Forex trading involves the buying and selling of currencies in the foreign exchange market. The aim of participating in forex trade is to profit from the difference that exists between the asking and bidding price of a currency, which is commonly referred to as the spread.
On the other hand, stock trading involves the buying and selling of stocks or shares in the securities market. Stock investors buy stocks when their prices are low, and wait for the prices of those stocks to rise so that they can sell, and profit from the price difference.
The following is a comparison between forex trading and stock trading.
Liquidity differences
Trading stocks implies purchasing stocks of companies that are publicly traded. Therefore, the supply of stock in the market will depend on the number of companies that have issued out an initial public offer on the company’s shares. The cost of shares is usually ranging from as low as a dollar to as high as hundreds of dollars.
Usually, the value of the company determines the prices of its shares. Also, the price of a company’s stock is influenced by the supply and demand for the company shares. High demand and low supply cause the price of the stock to rise, whereas a high supply and low demand cause the share price to fall or remain at its low level.
On the other hand, forex trade is different. A country’s supply of currencies for trade may fluctuate, but the forex market can never run out of currencies to trade. The asking and bidding prices of various currencies are often dependent on the developmental level of the country.

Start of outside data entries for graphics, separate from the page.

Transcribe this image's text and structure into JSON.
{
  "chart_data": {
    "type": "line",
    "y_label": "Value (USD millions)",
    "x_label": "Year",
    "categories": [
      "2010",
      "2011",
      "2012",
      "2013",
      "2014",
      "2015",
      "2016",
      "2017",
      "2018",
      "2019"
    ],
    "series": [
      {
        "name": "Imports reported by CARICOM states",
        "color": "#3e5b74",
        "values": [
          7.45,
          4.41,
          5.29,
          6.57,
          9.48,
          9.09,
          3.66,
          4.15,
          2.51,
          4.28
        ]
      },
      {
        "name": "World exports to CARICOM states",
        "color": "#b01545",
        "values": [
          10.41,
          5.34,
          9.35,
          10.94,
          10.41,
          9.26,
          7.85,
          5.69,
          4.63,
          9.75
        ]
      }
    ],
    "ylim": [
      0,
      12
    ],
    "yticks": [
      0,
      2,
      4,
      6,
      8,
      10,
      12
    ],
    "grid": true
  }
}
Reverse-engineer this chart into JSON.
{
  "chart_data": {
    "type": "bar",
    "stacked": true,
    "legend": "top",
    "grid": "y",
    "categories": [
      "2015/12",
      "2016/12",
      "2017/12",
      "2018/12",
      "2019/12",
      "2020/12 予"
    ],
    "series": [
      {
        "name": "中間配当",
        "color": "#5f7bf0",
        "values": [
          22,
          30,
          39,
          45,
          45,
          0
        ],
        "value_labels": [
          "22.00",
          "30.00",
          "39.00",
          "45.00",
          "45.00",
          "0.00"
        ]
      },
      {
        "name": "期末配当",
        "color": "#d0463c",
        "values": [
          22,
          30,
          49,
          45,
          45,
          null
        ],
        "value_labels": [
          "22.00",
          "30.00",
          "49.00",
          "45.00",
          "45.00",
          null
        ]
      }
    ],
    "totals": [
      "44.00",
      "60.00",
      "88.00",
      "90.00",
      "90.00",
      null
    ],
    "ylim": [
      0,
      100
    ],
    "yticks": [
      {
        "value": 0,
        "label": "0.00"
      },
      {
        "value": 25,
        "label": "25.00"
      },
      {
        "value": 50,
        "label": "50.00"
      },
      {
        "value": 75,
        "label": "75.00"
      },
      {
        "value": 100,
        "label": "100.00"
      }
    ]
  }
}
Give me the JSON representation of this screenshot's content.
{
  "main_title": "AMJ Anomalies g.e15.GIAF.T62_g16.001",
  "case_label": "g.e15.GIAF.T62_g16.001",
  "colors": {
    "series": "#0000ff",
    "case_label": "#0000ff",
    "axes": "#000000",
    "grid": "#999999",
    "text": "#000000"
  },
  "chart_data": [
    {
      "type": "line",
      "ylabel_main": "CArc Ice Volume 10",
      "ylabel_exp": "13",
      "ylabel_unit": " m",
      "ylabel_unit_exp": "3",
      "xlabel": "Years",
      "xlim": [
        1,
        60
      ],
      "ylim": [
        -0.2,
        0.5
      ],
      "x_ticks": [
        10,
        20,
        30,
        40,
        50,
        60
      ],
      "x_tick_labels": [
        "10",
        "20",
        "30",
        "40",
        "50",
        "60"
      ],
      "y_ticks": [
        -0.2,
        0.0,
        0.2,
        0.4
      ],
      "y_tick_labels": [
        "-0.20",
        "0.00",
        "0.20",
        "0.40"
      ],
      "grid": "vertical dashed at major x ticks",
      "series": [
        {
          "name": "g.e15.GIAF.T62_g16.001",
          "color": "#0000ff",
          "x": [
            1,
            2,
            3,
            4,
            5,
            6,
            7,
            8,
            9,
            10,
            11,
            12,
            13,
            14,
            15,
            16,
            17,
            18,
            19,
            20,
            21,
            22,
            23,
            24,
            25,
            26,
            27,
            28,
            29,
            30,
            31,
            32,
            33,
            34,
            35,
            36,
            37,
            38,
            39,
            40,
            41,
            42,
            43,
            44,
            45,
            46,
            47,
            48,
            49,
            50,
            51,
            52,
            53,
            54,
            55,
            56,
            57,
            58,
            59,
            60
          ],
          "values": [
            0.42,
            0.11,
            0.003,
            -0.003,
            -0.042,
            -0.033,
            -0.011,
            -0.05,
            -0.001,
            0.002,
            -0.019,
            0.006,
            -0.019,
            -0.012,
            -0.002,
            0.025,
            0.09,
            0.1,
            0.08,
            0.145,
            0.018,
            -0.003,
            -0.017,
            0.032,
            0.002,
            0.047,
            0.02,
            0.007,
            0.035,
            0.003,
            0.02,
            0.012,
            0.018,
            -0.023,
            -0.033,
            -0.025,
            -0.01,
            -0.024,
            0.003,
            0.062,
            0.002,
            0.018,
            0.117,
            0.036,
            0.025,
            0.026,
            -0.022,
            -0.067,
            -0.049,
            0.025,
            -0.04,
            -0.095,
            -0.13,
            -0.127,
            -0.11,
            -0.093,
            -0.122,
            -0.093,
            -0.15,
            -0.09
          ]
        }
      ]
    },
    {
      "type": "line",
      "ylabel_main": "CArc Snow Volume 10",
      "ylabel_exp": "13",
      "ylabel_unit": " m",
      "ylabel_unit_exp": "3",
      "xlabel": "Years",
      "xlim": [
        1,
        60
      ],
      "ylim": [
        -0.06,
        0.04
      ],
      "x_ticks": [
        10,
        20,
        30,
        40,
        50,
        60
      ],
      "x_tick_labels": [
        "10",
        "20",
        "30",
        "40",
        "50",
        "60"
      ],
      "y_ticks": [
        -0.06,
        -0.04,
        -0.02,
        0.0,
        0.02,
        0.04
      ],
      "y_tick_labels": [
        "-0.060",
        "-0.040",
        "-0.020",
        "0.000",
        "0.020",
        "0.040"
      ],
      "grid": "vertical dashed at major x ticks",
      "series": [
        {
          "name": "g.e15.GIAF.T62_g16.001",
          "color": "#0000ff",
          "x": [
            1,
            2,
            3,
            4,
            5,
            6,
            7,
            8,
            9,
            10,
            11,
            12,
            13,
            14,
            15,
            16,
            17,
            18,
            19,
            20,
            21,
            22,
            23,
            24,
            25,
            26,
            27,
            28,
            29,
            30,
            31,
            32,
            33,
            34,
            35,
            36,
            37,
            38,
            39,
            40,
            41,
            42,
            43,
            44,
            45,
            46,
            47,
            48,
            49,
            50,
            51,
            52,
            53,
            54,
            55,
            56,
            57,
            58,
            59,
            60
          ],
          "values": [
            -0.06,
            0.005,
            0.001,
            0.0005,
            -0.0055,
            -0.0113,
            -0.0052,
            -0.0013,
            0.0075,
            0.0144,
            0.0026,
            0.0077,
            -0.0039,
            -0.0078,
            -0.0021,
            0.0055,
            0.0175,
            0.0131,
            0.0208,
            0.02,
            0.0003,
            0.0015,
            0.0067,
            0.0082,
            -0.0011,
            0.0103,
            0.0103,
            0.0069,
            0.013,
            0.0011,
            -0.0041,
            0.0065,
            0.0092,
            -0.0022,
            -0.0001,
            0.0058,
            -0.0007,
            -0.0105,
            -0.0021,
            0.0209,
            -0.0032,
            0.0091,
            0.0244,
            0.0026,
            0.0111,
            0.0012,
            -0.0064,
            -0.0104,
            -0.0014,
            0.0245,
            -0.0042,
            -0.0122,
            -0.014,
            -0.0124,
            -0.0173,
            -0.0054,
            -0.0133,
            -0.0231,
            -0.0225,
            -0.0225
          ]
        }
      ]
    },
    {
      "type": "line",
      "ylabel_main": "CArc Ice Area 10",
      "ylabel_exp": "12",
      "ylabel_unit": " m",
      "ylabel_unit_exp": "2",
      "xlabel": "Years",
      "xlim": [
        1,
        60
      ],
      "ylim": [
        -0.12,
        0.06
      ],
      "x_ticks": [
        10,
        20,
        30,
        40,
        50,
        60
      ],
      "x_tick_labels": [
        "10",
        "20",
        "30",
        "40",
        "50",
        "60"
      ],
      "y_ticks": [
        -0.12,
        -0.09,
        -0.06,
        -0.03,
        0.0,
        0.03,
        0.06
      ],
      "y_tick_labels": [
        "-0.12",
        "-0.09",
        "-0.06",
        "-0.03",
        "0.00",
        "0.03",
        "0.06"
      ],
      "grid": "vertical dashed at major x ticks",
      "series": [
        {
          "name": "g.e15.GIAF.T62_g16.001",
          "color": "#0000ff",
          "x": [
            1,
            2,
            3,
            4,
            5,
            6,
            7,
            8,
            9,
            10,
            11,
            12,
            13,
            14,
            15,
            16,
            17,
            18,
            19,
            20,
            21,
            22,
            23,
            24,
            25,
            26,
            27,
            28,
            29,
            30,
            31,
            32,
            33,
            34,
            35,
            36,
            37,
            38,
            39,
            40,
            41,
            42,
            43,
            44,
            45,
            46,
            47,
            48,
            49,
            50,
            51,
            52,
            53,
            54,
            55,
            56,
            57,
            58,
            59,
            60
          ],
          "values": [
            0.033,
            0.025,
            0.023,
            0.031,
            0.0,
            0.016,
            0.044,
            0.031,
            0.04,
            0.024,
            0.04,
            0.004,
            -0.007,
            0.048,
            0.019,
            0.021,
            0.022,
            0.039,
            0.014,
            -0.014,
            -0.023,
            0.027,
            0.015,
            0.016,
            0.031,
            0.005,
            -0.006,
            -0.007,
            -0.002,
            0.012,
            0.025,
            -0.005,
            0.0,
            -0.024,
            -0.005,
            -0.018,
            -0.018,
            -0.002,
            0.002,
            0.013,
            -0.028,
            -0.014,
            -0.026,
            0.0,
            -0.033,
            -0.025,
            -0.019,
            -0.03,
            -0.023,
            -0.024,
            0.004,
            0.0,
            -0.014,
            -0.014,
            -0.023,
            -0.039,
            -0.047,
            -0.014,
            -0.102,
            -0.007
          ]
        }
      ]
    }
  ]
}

Additionally, interest rates within the countries affect the exchange rate of the currencies. A country whose interest rate is high means that it is experiencing high levels of investments and consequently lead to an increase in the exchange rate. However, nations experiencing low-interest rates witness low levels of investment, and consequently, the exchange rates are low. All major currencies across the world are highly liquid as they are often in great demand due to their great value and potential to appreciate. The vice versa is equally true.
aired Trades
Under forex trade, the currencies’ quotations are always in duos. Hence, when purchasing the currencies, you often have to consider the economic health of the two countries whose currency you are trading with and trading against. Hence, with forex, consideration over both entities must be taken into account.
On the other hand, while purchasing stock, you are mainly concerned as to whether the stocks’ value will rise. You never consider the prices of stock of other firms. You, therefore, make a decision based on the consideration of a single entity.
Market Accessibility
The forex market is easily accessible than the shares market. trading in the stocks market is often during the day, whereas the forex market operates 24-hour a day for 6 days of the week. The ease in fore market accessibility can be attributed to the presence of numerous exchanges globally.
Price Sensitivity to Trade Sensitivity
The price sensitivity to trade activity in both markets differs greatly. For example, the purchase of stocks up to 10,000 can influence the stock prices, more so with small companies.
On the other hand, forex market prices are less sensitive to trade activities. The Purchase of millions of a common currency has little to no impact on the market price of the currency.
Greater Freedom from Regulation
Stock trading is greatly influenced by numerous regulations in various exchanges. On the contrary, forex trading experiences less regulation. The stock market has some limitations on the stocks you can trade with and provides protection from fraudsters and scammers. Since the forex market is not highly regulated, you must be careful in the trade so that you avoid falling for scammers.
Conclusion
The forex and stocks market are very common. Most securities traders like to trade in stocks and currencies as they are easy to understand and access. From the above distinctions in the two types of markets, you can see that the differences are not major. You can trade in both and still make the trade in the two elements work out for you.